Kate Mulley’s review of PUNK ROCK

“Do you know why you’re so fat? Because you eat too much!”
“Have you ever kissed a boy?” “No.” “Are you sure?” “Yes.”

Simon Stephen’s electrifying play Punk Rock is finally getting its New York debut after it was performed in London 5 years ago at the Lyric Hammersmith. Based on Stephen’s experience as a high school teacher in the UK, the play follows a group of sixth form students in a prep school in a suburb of Manchester. When Lilly arrives, fresh from Cambridge, she becomes a curiosity to the other students, particularly William, who seems to think that the two of them have a special connection, but isn’t quite able to articulate what it is. She’s game to make new friends though, and early in the scenes she functions as an intro to the personalities in the class. William is the smart oddball, Bennet is the obnoxious (possibly closeted) jock, Cissy is his gorgeous girlfriend with a photographic memory, Chadwick is the runt of the class, but the smartest of them all. Tanya is the beta girl with a crush on her teacher, and Nicholas is brandy attractive and a bit adrift from everyone else.
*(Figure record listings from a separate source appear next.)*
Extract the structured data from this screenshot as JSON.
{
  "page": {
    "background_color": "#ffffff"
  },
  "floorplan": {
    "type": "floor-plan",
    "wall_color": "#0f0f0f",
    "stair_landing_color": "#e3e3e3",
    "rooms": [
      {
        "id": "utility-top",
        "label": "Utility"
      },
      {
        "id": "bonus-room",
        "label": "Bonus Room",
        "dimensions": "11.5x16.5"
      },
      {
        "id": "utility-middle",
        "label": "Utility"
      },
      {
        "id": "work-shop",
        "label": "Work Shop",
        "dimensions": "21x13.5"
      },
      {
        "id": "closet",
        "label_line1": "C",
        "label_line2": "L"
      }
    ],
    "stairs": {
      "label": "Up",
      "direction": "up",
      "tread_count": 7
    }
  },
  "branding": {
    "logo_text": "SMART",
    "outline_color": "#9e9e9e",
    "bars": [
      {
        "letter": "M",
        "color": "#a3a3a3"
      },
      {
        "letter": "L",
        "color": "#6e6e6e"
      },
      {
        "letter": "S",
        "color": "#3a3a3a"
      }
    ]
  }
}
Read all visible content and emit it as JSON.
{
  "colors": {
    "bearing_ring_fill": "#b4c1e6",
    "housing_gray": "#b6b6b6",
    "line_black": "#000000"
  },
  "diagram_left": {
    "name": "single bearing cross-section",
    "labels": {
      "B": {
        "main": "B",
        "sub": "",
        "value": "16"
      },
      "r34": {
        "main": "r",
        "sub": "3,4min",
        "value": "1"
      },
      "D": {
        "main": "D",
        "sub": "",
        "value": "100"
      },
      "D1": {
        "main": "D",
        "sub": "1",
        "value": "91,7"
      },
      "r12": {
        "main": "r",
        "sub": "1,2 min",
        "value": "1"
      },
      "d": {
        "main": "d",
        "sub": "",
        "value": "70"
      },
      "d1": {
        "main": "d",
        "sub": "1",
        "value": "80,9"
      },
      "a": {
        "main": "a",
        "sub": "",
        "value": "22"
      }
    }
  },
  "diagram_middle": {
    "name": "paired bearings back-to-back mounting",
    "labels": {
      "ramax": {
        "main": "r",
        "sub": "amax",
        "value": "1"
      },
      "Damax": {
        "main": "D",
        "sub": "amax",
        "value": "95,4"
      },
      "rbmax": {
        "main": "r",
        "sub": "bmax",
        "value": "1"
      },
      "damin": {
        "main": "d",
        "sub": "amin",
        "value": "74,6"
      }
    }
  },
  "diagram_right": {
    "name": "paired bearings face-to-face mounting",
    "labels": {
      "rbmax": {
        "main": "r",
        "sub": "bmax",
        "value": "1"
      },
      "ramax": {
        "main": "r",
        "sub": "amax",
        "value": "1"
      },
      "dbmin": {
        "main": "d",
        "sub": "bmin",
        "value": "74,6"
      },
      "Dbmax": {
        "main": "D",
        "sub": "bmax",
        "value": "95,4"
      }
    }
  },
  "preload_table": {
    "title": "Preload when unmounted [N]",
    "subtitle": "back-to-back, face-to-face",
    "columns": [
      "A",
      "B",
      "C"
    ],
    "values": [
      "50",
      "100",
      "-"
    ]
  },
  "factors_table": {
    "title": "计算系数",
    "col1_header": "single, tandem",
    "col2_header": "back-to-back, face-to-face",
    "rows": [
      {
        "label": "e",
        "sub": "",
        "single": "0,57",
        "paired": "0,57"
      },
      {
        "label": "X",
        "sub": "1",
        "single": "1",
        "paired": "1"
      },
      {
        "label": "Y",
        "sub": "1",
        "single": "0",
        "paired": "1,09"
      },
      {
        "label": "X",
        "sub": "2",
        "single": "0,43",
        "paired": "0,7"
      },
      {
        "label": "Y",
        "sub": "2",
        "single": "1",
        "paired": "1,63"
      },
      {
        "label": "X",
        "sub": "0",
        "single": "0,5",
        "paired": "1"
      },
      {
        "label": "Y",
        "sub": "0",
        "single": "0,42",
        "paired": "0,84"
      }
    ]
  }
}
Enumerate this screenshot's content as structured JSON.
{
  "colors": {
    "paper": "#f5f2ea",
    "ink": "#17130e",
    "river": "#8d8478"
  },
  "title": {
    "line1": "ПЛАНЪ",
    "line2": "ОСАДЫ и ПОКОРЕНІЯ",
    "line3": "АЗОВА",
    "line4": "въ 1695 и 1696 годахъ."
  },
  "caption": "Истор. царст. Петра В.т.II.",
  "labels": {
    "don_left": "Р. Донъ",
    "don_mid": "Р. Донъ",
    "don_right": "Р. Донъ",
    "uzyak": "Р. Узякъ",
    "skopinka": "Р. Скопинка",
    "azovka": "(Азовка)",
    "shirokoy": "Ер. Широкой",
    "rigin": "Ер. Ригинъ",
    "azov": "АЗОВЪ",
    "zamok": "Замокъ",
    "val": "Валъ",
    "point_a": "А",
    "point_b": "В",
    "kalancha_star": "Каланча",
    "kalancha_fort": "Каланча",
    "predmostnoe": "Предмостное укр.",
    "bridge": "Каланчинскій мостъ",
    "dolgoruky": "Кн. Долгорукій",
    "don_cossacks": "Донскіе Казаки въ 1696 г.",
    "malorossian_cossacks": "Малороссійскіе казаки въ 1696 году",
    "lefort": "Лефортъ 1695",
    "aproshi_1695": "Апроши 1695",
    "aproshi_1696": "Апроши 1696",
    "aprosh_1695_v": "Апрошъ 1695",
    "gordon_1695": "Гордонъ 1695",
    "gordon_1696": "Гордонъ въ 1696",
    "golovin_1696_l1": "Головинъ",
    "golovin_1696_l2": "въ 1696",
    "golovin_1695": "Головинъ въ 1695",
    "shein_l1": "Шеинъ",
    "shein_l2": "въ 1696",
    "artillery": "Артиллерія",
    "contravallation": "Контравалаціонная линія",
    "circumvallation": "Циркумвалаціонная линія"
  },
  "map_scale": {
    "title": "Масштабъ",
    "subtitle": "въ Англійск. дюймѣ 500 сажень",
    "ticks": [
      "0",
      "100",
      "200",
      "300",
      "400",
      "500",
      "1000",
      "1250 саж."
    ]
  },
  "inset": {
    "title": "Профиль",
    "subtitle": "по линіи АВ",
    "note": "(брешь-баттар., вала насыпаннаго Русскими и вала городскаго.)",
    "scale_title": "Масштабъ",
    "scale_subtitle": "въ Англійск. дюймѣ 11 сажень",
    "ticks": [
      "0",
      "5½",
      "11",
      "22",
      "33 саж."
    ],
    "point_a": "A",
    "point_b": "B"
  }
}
As the play continues, the lightness and humor of the dialogue become more and more unsettling and we learn that William isn’t always telling Lilly the truth about himself or about others in their class. He asks Lilly out and she turns him down politely, saying that she’s not interested in dating anyone, but that she’s flattered by the offer. This kicks off a new dynamic between the students and one that brings the simmering antagonism to a head.

As in almost any New York production of a British play, the accents are fairly uneven, but for the most part the acting is quite good. The entire play takes place in the upper school library, which is mostly devoid of books and functions as a place for the students to goof off, make out, insult one another and attempt to read before realizing that this particular part of the library is not for studying for exams, but for studying one another.

Deftly directed by Trip Cullman, the play captures teen speak very well (at least it appears to capture British teen speak from 2009 very well) and the way that certain actions can actually have a life or death consequence even when one finds themselves entirely devoid of responsibility or mortality. The chilling penultimate scene of the play is tragic and shocking and yet entirely believable.